TIME : Qu’est-ce que ça fait de remonter le temps et re-dessiner Harry à 11 ans [pour l’édition anniversaire], maintenant que l’histoire est finie ?

Mary GrandPré : C’était une belle opportunité. Tandis que Harry grandissait, j’ai toujours souhaité pouvoir revenir en arrière et refaire une nouvelle couverture pour chaque livre. Alors quand ils ont eu l’idée de la couverture anniversaire, ça m’a beaucoup excitée. C’est comme faire un portrait tout neuf d’une vieille connaissance.

TIME : Qu’avez-vous essayé de faire différemment, après tout ce que vous avez appris sur lui au cours de la saga ?

Mary GrandPré : La première couverture était recherchée, elle avait une sorte de touche tendance. En apprenant à connaître le personnage, j’ai davantage cherché à croquer une personne réelle. Pour la cinquième couverture, j’étais plus intéressée par un portrait personnel et émotionnel de Harry que par une création graphiquement élaborée et une composition correcte. J’ai tenté d’apporter de la singularité et de l’émotion pour cette édition anniversaire.

TIME : Pensez-vous pouvoir dessiner un Harry âgé de 30 ou 60 ans ?

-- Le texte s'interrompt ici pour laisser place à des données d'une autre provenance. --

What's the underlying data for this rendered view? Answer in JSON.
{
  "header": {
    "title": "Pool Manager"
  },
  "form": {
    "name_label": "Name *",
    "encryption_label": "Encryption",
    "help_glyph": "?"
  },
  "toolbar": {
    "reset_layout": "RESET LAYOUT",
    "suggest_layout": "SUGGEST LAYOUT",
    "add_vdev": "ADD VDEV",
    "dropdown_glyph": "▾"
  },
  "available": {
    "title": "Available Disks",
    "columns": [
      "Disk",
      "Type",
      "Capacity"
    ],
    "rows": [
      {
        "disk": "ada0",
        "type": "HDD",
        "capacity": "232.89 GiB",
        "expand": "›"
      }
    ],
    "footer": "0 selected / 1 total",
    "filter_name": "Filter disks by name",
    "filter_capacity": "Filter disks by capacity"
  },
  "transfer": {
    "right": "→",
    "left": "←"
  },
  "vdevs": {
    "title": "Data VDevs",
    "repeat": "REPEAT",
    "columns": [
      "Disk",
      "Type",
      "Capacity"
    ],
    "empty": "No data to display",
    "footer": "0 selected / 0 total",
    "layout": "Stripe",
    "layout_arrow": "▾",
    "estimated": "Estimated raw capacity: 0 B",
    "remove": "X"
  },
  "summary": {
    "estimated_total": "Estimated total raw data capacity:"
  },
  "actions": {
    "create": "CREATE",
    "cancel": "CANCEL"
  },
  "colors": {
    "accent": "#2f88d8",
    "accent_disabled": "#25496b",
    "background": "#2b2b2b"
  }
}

Mary GrandPré : Bien sûr. Cela prend du temps de dessiner et re-dessiner, d’étudier sa structure faciale. Plus je dessine Harry et mieux je me le représente dans ma tête. J’essaye d’utiliser chaque dessin comme une carte pour le prochain. J’ai besoin de commencer à le dessiner pour savoir à quoi il va finalement ressembler. En plus, J.K. Rowling est un écrivain tellement visuel… J’ai toujours cherché l’essentiel de mon inspiration dans ses livres. C’est ma première responsabilité en tant qu’illustratrice de couvertures de dessiner à partir du texte. Et elle rend cela vraiment facile grâce à ses descriptions très poussées.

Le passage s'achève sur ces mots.